Railway station in Pennsylvania, United States

Walnut Hill station was a SEPTA Regional Rail station in Abington Township, Montgomery County, Pennsylvania. Located on Moredon Road, it served the Fox Chase/Newtown Line. SEPTA closed the station in 1983.

==History==
Walnut Hill, and all stations north of Fox Chase, was closed on January 18, 1983, due to failing diesel train equipment that SEPTA had no desire to repair.

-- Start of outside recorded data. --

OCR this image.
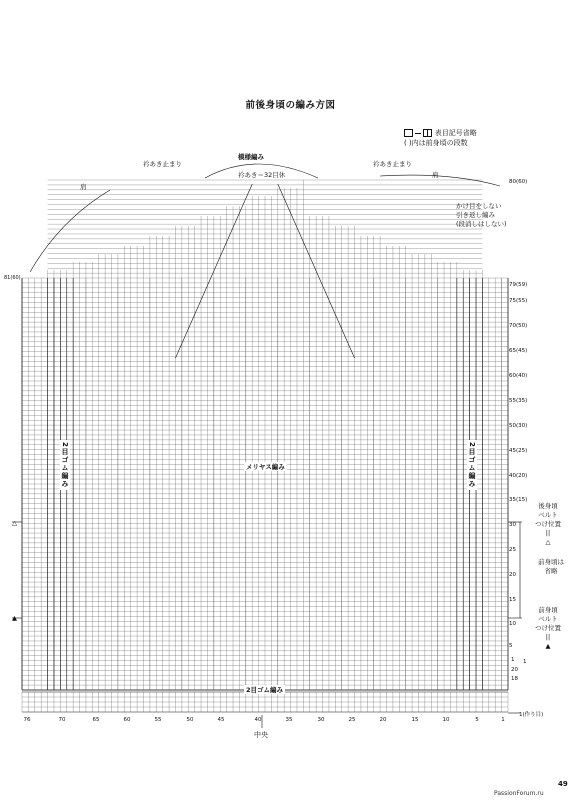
前後身頃の編み方図

表目記号省略
( )内は前身頃の段数
模様編み
衿あき止まり	衿あき止まり
衿あき＝32目休
肩
肩
かけ目をしない
引き返し編み
(段消しはしない)
81(60)
メリヤス編み
2目ゴム編み	2目ゴム編み
2目ゴム編み
後身頃
ベルト
つけ位置
||
△
前身頃は
省略
前身頃
ベルト
つけ位置
||
▲
△
▲
20
18
1
1(作り目)
80(60)
79(59)
75(55)
70(50)
65(45)
60(40)
55(35)
50(30)
45(25)
40(20)
35(15)
30
25
20
15
10
5
1
76	70	65	60	55	50	45	40	35	30	25	20	15	10	5	1
中央
49
PassionForum.ru
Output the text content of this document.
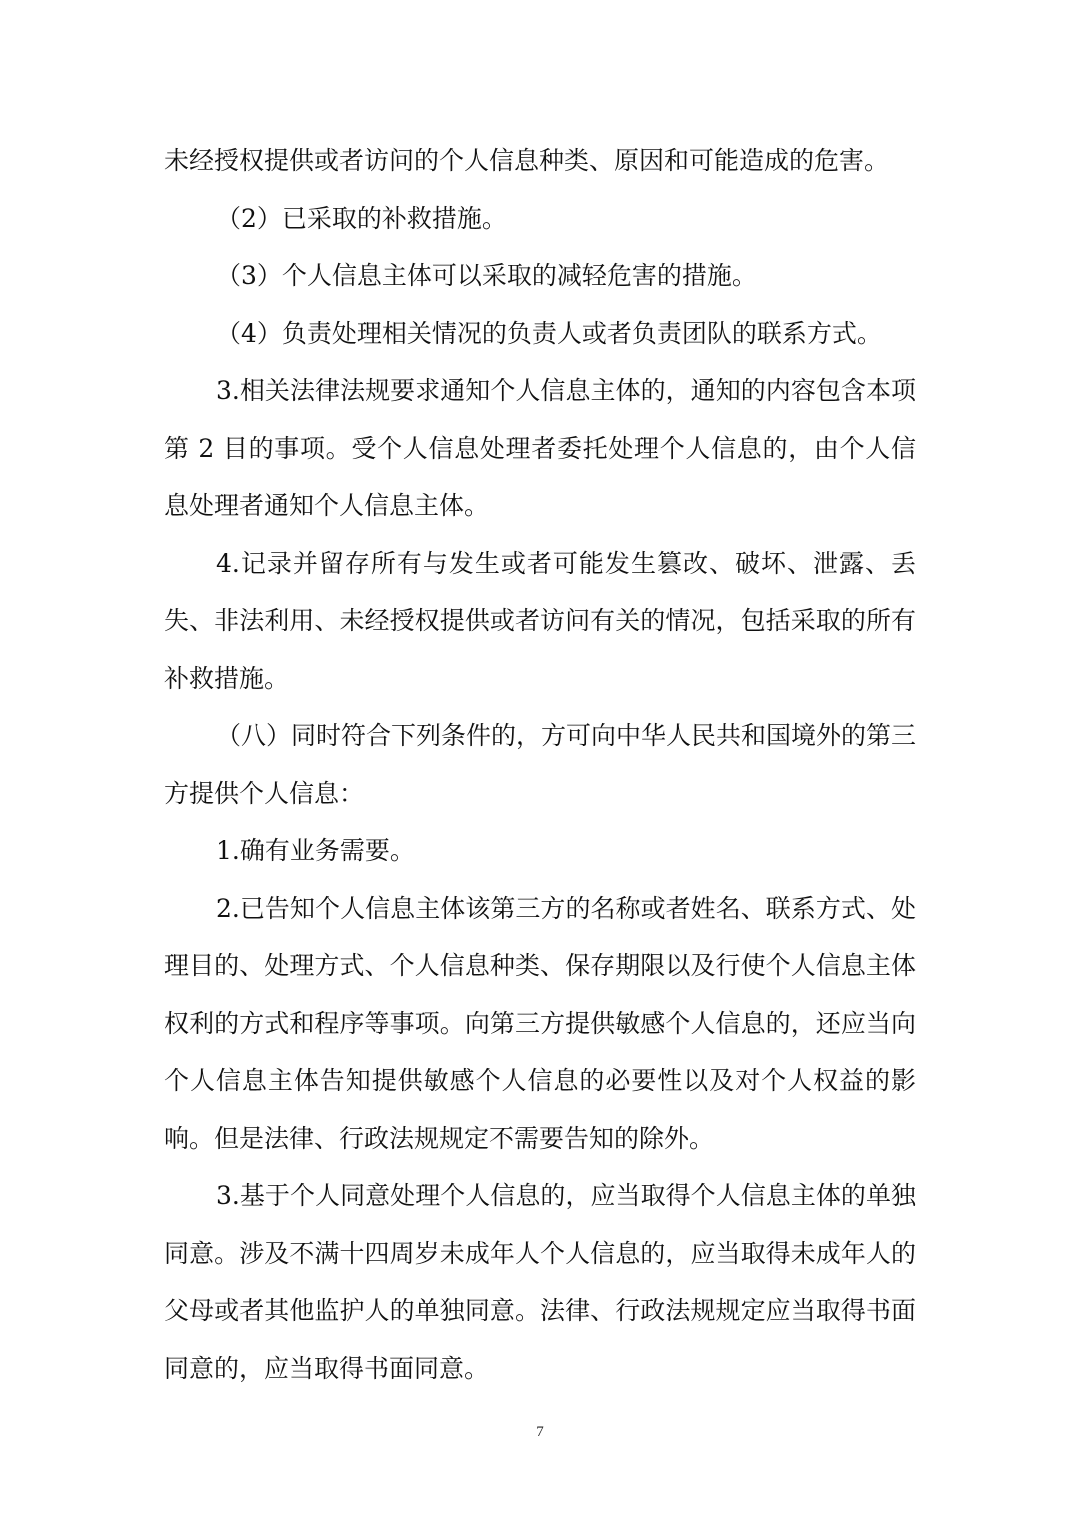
未经授权提供或者访问的个人信息种类、原因和可能造成的危害。

（2）已采取的补救措施。

（3）个人信息主体可以采取的减轻危害的措施。

（4）负责处理相关情况的负责人或者负责团队的联系方式。

3.相关法律法规要求通知个人信息主体的，通知的内容包含本项第 2 目的事项。受个人信息处理者委托处理个人信息的，由个人信息处理者通知个人信息主体。

4.记录并留存所有与发生或者可能发生篡改、破坏、泄露、丢失、非法利用、未经授权提供或者访问有关的情况，包括采取的所有补救措施。

（八）同时符合下列条件的，方可向中华人民共和国境外的第三方提供个人信息：

1.确有业务需要。

2.已告知个人信息主体该第三方的名称或者姓名、联系方式、处理目的、处理方式、个人信息种类、保存期限以及行使个人信息主体权利的方式和程序等事项。向第三方提供敏感个人信息的，还应当向个人信息主体告知提供敏感个人信息的必要性以及对个人权益的影响。但是法律、行政法规规定不需要告知的除外。

3.基于个人同意处理个人信息的，应当取得个人信息主体的单独同意。涉及不满十四周岁未成年人个人信息的，应当取得未成年人的父母或者其他监护人的单独同意。法律、行政法规规定应当取得书面同意的，应当取得书面同意。

7
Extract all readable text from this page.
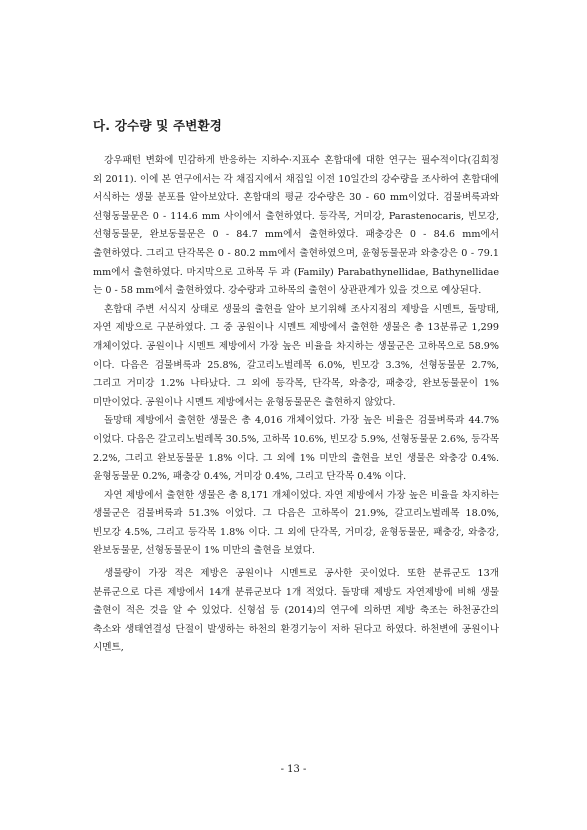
다. 강수량 및 주변환경

강우패턴 변화에 민감하게 반응하는 지하수·지표수 혼합대에 대한 연구는 필수적이다(김희정 외 2011). 이에 본 연구에서는 각 채집지에서 채집일 이전 10일간의 강수량을 조사하여 혼합대에 서식하는 생물 분포를 알아보았다. 혼합대의 평균 강수량은 30 - 60 mm이었다. 검물벼룩과와 선형동물문은 0 - 114.6 mm 사이에서 출현하였다. 등각목, 거미강, Parastenocaris, 빈모강, 선형동물문, 완보동물문은 0 - 84.7 mm에서 출현하였다. 패충강은 0 - 84.6 mm에서 출현하였다. 그리고 단각목은 0 - 80.2 mm에서 출현하였으며, 윤형동물문과 와충강은 0 - 79.1 mm에서 출현하였다. 마지막으로 고하목 두 과 (Family) Parabathynellidae, Bathynellidae 는 0 - 58 mm에서 출현하였다. 강수량과 고하목의 출현이 상관관계가 있을 것으로 예상된다.

혼합대 주변 서식지 상태로 생물의 출현을 알아 보기위해 조사지점의 제방을 시멘트, 돌망태, 자연 제방으로 구분하였다. 그 중 공원이나 시멘트 제방에서 출현한 생물은 총 13분류군 1,299 개체이었다. 공원이나 시멘트 제방에서 가장 높은 비율을 차지하는 생물군은 고하목으로 58.9%이다. 다음은 검물벼룩과 25.8%, 갈고리노벌레목 6.0%, 빈모강 3.3%, 선형동물문 2.7%, 그리고 거미강 1.2% 나타났다. 그 외에 등각목, 단각목, 와충강, 패충강, 완보동물문이 1%미만이었다. 공원이나 시멘트 제방에서는 윤형동물문은 출현하지 않았다.

돌망태 제방에서 출현한 생물은 총 4,016 개체이었다. 가장 높은 비율은 검물벼룩과 44.7% 이었다. 다음은 갈고리노벌레목 30.5%, 고하목 10.6%, 빈모강 5.9%, 선형동물문 2.6%, 등각목 2.2%, 그리고 완보동물문 1.8% 이다. 그 외에 1% 미만의 출현을 보인 생물은 와충강 0.4%. 윤형동물문 0.2%, 패충강 0.4%, 거미강 0.4%, 그리고 단각목 0.4% 이다.

자연 제방에서 출현한 생물은 총 8,171 개체이었다. 자연 제방에서 가장 높은 비율을 차지하는 생물군은 검물벼룩과 51.3% 이었다. 그 다음은 고하목이 21.9%, 갈고리노벌레목 18.0%, 빈모강 4.5%, 그리고 등각목 1.8% 이다. 그 외에 단각목, 거미강, 윤형동물문, 패충강, 와충강, 완보동물문, 선형동물문이 1% 미만의 출현을 보였다.

생물량이 가장 적은 제방은 공원이나 시멘트로 공사한 곳이었다. 또한 분류군도 13개 분류군으로 다른 제방에서 14개 분류군보다 1개 적었다. 돌망태 제방도 자연제방에 비해 생물 출현이 적은 것을 알 수 있었다. 신형섭 등 (2014)의 연구에 의하면 제방 축조는 하천공간의 축소와 생태연결성 단절이 발생하는 하천의 환경기능이 저하 된다고 하였다. 하천변에 공원이나 시멘트,

- 13 -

In addition, a labor dispute began within the SEPTA organization when the transit operator inherited 1,700 displaced employees from Conrail. SEPTA insisted on utilizing transit operators from the Broad Street Subway to operate Fox Chase/Newtown diesel trains, while Conrail requested that railroad engineers run the service. When a federal court ruled that SEPTA had to use Conrail employees in order to offer job assurance, SEPTA canceled Fox Chase-Newtown trains. Service in the diesel-only territory north of Fox Chase was cancelled at that time, and Walnut Hill station still appears in publicly posted tariffs.

Although rail service was initially replaced with a Fox Chase-Newtown shuttle bus, patronage remained light, and the Fox Chase-Newtown shuttle bus service ended on November 30, 1998.